Veio o 15M na Espanha, vieram as primaveras em outros países. Concentrações massivas sob os gritos de indignados. Horizontalidade, heterogeneidade, diversidade, pluralidade, cirandas, saudações ao sol… Aversão a partidos políticos e sindicatos, não importava de qual campo político eram. Houve umas eleições e um gesto era pintar um nariz de palhaço nos candidatos de todos os cartões eleitorais, a todos, sem distinção. Nas assembleias, o marionetista e o jovem gerente indignado e frustrado, com três idiomas e outros três mestrados, eram mais aplaudidos que o sindicalista veterano. Proclamavam a indefinição política e a rejeição aos parlamentos e deputados, proibiram as bandeiras sob as quais lutaram para que hoje eles possam ser livres. Não pediram a estatização dos bancos nem a expropriação dos latifúndios, mas sim que não houvesse subsídio para os partidos políticos nem para os sindicatos.

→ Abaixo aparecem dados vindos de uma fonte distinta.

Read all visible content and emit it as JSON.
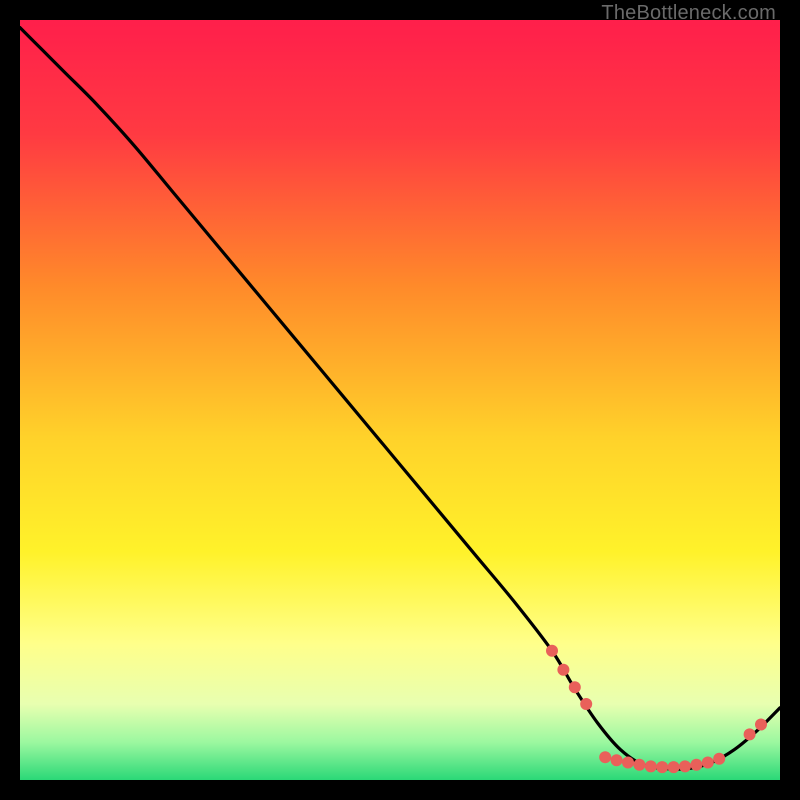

Eles já são passado.

Há algumas semanas vivemos a greve feminista. É verdade que havia um documento de quase 30 páginas de reivindicações, mas quase nada foi lido. O clamor era que as mulheres recebessem o mesmo que os homens, que seus parceiros não as agredissem ou matassem, que não fossem coisificadas, que tivessem mais representação em todos os setores e esferas da sociedade. Não foram apresentar concretamente quais medidas legais seriam necessárias para executar tudo isso, ou quais leis deveriam ser revogadas, quem deve renunciar por não trabalhar para estes objetivos (começando com a ministra da Igualdade, que manifestou ser contra o feminismo), quais normas os meios de comunicações devem cumprir para combater o machismo, como deve terminar a arbitrariedade empresarial para realizar a igualdade… Novamente, falta de especificidade, de estabilidade organizativa, de escalada de mobilizações. Sem essas medidas concretas, com uma mera declaração de intenções e com todo clamor para sustentá-las, era inevitável que se convertessem em campeãs do feminismo a Rainha Letizia, Albert Rivera, as emissoras de TV que alardeavam a greve das mulheres em suas redações (nunca visto, uma empresa orgulhosa de exibir uma greve entre seus trabalhadores), Ana Rosa Quintana e até mesmo Rajoy desaprovando seus ministros que criticaram a greve. Com a exceção de quatro reacionários da direita, todos terminaram o dia satisfeitos. As pesquisas disseram que 85% dos espanhóis concordaram com as reivindicações, ou seja, incluindo os empresários que pagam menos para as mulheres, homens que se beneficiam de desigualdade e os publicitários que usam o corpo da mulher como uma isca.

É curioso: os cientistas políticos falam de golpes de Estado brandos, para aqueles em que chegam a derrubar governos legítimos. Por outro lado, nós acreditamos que estamos fazendo fortes revoluções, mas deixamos o sistema intacto. Eu acho que o inimigo nunca age de forma branda e nós nunca agimos com força suficiente.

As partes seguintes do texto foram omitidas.